Oncle Ben peut se rassurer, la leçon aura bien été apprise, dut-il y laisser la vie : Un grand pouvoir implique de grandes responsabilités. Nous autres qui avons grandi dans les années 90 disposons d'un bien grand pouvoir : nous sommes en quelque sorte les témoins privilégiés des changements sociétaux à l'oeuvre depuis l'avènement du numérique. Et notre responsabilité, c'est de se faire les relais de cette disposition particulière.

Nous étions adolescents à l'arrivée d'internet. Nous avions tout juste eu le temps de nous forger un semblant d'éducation, de développer cet embryon de personnalité, d'intégrer ces menues valeurs qui feraient de nous des adultes accomplis. Mais nous étions encore tout à fait perméables à la nouveauté. Nous nous trouvions donc à ce point de bascule, quand les réseaux sont venus occasionner ce grand chamboulement. Nous étions par nature les plus disposés à les adopter, mais nous avions connu l'avant. Nous disposions d'un point de comparaison point trop daté, qui devait servir de mètre étalon pour jauger les bienfaits de la révolution en marche.

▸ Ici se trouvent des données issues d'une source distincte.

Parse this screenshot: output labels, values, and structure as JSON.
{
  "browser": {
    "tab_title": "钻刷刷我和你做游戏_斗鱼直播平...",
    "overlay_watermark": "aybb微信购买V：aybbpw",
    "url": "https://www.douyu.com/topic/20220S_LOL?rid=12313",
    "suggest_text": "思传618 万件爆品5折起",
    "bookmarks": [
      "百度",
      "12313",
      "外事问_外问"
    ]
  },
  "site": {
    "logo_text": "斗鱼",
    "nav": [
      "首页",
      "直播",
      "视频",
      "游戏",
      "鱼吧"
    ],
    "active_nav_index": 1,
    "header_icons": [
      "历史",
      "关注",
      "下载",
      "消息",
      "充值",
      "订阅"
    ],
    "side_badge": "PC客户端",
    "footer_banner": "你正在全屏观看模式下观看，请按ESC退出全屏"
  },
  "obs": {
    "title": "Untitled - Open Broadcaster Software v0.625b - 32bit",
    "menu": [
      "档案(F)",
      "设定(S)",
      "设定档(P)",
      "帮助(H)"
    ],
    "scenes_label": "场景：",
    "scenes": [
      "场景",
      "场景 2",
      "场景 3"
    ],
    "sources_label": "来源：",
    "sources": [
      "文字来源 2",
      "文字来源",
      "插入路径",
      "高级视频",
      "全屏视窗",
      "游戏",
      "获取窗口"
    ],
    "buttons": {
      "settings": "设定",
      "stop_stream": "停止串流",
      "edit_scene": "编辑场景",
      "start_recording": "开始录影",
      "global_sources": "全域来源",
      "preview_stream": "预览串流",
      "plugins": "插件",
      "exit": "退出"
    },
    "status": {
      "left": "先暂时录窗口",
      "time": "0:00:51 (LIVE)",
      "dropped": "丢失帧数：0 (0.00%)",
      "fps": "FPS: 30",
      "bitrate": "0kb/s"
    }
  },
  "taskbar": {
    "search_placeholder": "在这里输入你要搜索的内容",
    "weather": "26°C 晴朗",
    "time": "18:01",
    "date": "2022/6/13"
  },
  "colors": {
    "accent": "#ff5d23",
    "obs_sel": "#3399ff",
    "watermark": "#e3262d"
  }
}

Comme pour toute relation, les débuts étaient radieux. Internet pour un adolescent normalement constitué représentait avant tout la promesse d'un accès libre, quoique lent, à la connaissance, aux films et CD piratés, et surtout au porno. En cette fin des années 90, nous surfions, confiants.

Bien que sans grand rapport avec le web, un évènement dont nous n'avons pas mesuré l'importance sur le moment est venu troubler la quiétude de ce nouveau millénaire : en cette année 2001, nous avons pu regarder Loana et Jean Edouard patauger dans la piscine. 

Le sentiment qui prédominait à ce moment là était la stupéfaction face à ce programme ouvertement racoleur et diffusé aux heures de grande écoute. Même les early birds qui n'ont pas attendu pour sauter à pied joints dans les sables mouvants de cette nouvelle Téle réalité ne pouvaient dissimuler qu'il s'agissait là d'un plaisir coupable. Nous étions clients ou pas, mais nous avions un référentiel commun, nous partagions une forme de décence qui ne laissait aucun doute sur le niveau de ce qui était proposé. A cette époque bénie, si on avait confié la responsabilité de la rubrique éco du JT à Samantha Fox, notre premier réflexe aurait été de chercher ou sont cachées les caméras de Marcel Béliveau.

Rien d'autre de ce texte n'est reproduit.